Comparative Example A cell was prepared in the same manner as in Example 1 except that the thickness of the ITO electrodes 22a and 22b was changed to 2650 °, and liquid crystal was injected as in Example 1 to obtain a liquid crystal element of Comparative Example. Created.

At this time, the average surface roughness S of the ITO electrodes 22a and 22b is S = 72.1
、 And S / d = 0.721. Observation of the alignment state of this liquid crystal element at room temperature revealed that there were many defects and a favorable alignment state could not be obtained.

Example 3 Example 1 except that the thickness of the ITO electrodes 22a and 22b was 1450 °.
A cell was prepared in the same manner as described above, and liquid crystal was injected in the same manner as in Example 1 to form a liquid crystal element of Example 3.

At this time, the average surface roughness S of the ITO electrodes 22a and 22b is S = 50.6
Å, and S / d = 0.506. In addition, when the alignment state of this liquid crystal element at room temperature was observed, a favorable alignment state without defects was observed.

[Effects of the Invention] As described above, according to the chiral smectic liquid crystal device of the present invention, the thickness of the alignment control layer is reduced to achieve good driving characteristics and bistability, and to achieve uniform and defect-free operation.
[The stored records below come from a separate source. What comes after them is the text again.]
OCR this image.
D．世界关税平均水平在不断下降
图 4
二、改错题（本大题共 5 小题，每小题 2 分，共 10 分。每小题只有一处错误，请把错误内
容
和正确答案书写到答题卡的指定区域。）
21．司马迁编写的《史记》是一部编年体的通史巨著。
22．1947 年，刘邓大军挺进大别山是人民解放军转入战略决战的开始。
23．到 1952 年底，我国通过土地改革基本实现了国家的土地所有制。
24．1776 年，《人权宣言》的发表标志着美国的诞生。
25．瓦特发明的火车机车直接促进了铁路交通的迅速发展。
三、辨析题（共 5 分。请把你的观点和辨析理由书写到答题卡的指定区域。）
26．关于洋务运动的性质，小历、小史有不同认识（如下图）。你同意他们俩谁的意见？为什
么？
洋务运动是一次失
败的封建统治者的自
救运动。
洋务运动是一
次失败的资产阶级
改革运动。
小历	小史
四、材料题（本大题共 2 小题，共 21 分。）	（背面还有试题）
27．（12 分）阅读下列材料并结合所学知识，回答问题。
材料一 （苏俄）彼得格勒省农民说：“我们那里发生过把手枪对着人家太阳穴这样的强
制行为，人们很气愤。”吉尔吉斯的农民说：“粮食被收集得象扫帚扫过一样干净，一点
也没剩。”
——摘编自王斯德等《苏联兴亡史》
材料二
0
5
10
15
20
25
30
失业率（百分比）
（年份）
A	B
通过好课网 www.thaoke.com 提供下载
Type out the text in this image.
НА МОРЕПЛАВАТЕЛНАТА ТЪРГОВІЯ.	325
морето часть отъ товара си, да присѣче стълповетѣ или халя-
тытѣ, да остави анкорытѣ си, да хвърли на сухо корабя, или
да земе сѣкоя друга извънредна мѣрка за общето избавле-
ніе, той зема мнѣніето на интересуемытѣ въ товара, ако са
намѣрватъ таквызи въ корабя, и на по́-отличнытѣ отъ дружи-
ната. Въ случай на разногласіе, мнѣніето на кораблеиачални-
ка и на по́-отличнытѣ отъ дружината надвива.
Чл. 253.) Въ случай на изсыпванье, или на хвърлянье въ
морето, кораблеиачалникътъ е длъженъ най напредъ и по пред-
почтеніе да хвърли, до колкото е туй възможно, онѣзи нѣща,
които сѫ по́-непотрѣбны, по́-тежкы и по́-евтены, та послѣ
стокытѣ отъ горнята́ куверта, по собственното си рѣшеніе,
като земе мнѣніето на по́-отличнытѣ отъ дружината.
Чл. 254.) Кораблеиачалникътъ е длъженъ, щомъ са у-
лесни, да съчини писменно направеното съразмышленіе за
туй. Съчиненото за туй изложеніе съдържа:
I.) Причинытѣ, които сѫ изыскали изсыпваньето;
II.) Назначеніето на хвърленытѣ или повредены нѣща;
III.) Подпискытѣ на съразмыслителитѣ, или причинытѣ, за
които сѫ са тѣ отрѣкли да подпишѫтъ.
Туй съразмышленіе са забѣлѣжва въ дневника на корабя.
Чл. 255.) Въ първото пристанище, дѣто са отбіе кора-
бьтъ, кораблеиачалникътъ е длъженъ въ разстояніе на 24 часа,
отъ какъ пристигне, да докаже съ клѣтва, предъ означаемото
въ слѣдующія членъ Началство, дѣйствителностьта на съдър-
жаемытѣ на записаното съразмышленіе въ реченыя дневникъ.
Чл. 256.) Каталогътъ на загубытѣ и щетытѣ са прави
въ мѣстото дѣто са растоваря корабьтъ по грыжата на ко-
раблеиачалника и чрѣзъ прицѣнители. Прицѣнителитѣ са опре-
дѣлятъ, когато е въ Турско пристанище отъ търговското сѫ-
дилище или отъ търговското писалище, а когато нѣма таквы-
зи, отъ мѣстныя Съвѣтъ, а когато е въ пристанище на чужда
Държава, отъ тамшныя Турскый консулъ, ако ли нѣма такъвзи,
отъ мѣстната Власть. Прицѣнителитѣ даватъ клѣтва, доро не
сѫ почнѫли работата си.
It is possible to obtain a good alignment state.

[Brief description of the drawings]

FIG. 1 is a cross-sectional view of a ferroelectric liquid crystal device according to one embodiment of the present invention, and FIG. 2 is a graph showing the relationship between the average surface roughness of an underlayer and the thickness and orientation of a polymer organic film. is there. 21a: upper substrate, 21b: lower substrate, 22a: upper transparent electrode, 22b: lower transparent electrode, 23: alignment control layer, 24: beads, 25: sealant, 26: liquid crystal layer.

 ──────────────────────────────────────────────────続 き Continuation of front page (72) Inventor Takashi Enomoto 3-30-2 Shimomaruko, Ota-ku, Tokyo Inside Canon Inc. (56) References JP-A-62-160424 (JP, A)

Claims (8)

(57) [Claims] 1. An electrode having an electrode formed in a stripe shape.
In a chiral smectic liquid crystal element in which two substrates are arranged so that the electrodes cross each other and a chiral smectic liquid crystal is sandwiched between the two substrates via an alignment control layer, at least one of the substrates has an intersection of the electrodes. The thickness d of the orientation control layer is 0 <d ≦ 600 °, and the average surface roughness of the underlayer provided with the orientation control layer on the substrate is S, and 0 ≦ S / d <0.7. Chiral smectic liquid crystal device. 2. The chiral smectic liquid crystal device according to claim 1, wherein said alignment control layer is made of an organic polymer film. 3. The chiral smectic liquid crystal device according to claim 2, wherein said organic polymer film is made of polyimide. 4. The chiral smectic liquid crystal device according to claim 1, wherein the underlayer provided with the alignment control layer is an electrode. 5. The chiral smectic liquid crystal device according to claim 1, wherein the underlayer provided with the alignment control layer is an insulating layer made of an inorganic or organic material. 6. The chiral smectic liquid crystal device according to claim 1, wherein a uniaxial alignment axis is provided to the alignment control layer. 7. The chiral smectic liquid crystal device according to claim 6, wherein the uniaxial alignment axis is provided by a rubbing treatment. 8. The chiral smectic liquid crystal device according to claim 1, wherein 0 ≦ S ≦ 100 °.